Almost, because Microsoft wouldn't let its baby die. It spent $100 million on an average every year trying to make IE a better, faster browser. It was money down the drain; IE's user share continued to decline.
Last week, Microsoft officially conceded what people have long known: it was better to let IE die. So, here comes Edge, which will replace IE as the default browser in Windows 10. Going by Microsoft's promotional video, Edge is all things IE wasn't: fun, fast and easy on the eye. Do pardon Microsoft if Edge's logo looks familiar: it is near identical to IE's.
Apparently, Microsoft wants to hold on to its old baby in some way.

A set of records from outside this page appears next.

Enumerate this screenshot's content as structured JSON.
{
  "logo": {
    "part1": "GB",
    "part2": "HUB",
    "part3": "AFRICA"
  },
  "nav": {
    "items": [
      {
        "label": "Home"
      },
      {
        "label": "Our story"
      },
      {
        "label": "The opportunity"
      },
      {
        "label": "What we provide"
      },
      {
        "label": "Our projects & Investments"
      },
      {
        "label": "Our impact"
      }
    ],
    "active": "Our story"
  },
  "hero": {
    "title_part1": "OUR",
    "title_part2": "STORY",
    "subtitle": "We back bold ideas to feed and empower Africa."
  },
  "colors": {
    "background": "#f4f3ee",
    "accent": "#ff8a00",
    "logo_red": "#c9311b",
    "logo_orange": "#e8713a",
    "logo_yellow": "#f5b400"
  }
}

Perhaps, the company can take its cue from Google to overcome the separation anxiety. Google has a reputation for ruthlessly killing products that don't deliver. Google Buzz, Google Base, Google Labs... the list of Google babies gone is rather long. As if killing its own products weren't enough, Google has acquired fledgling platforms (like Orkut) only to axe them later.
And we all thought Microsoft was the mean-spirited company.